Consumer confidence was at all time lows and disposable income saw the biggest drop since the great depression. People were more concerned about whether they'd still have a job and savings rates upticked dramatically while salaries fell.

Have you looked at Apple's performance during that time period? As I pointed out in my previous post, Apple was sitting on $25B in cash in 2008. Additionally, their annual revenue nearly tripled and their profit quadrupled from 2007-2010. That's not an up hill battle.

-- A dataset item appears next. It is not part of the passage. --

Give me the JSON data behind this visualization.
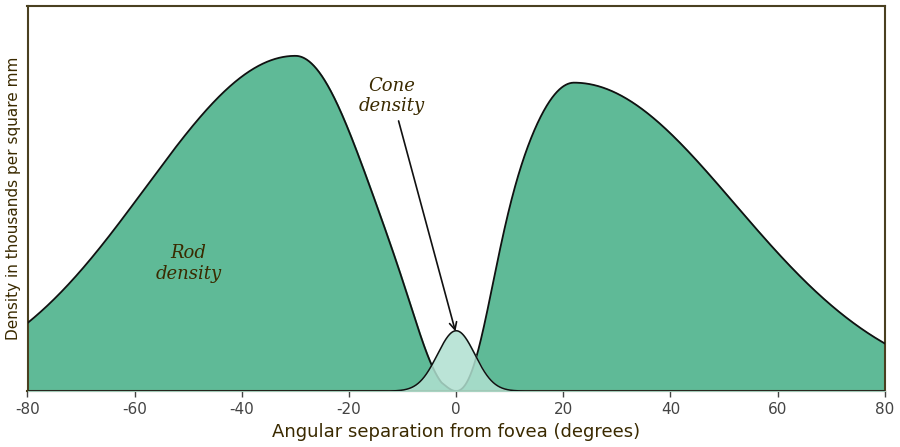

All your talk about the economic environment during the recession is irrelevant because Apple had $25B cash in the bank and the iPhone was a hit, even though it was a luxury item being sold during the recession. The massive scale of their business and their overall success insulated them from the larger ramifications of the economic downturn. Tesla is operating in the opposite economic environment today, but they are not as financially surefooted as Apple was during the launch of the iPhone. So, to get back to the point, to claim that the financial challenges Apple faced bringing the iPhone to market were exponentially more difficult than Tesla's, just isn't true.

Yes and making the iPhone a hit is a lot harder when your customers don't have any money to spend.

Nobody is saying Apple couldn't afford the R&D to build the physical phones.

It's not harder when you have $25B in cash to spend on fancy marketing, advertising, promotion etc. Do you not understand how massive of an advantage that is? It effectively makes you recession proof. Additionally, you can look at Apple's financials to see that they had no problem selling millions of iPhones through the recession. In fact Q4 of 2009 was their most profitable quarter ever (up until that point) which was the tail end of the recession. It was a radically successful launch by all metrics.

Any way you look at it, launching the iPhone, given Apple's cash, marketing muscle, and hw/sw expertise, wasn't as challenging (even in a recession)as bringing an electric vehicle to market and it by no means was "exponentially more difficult" – in the words of the OP.

I don't have anything more to add to this discussion. I think it's clear that the OP's claim is incredibly uninformed and wildly inaccurate.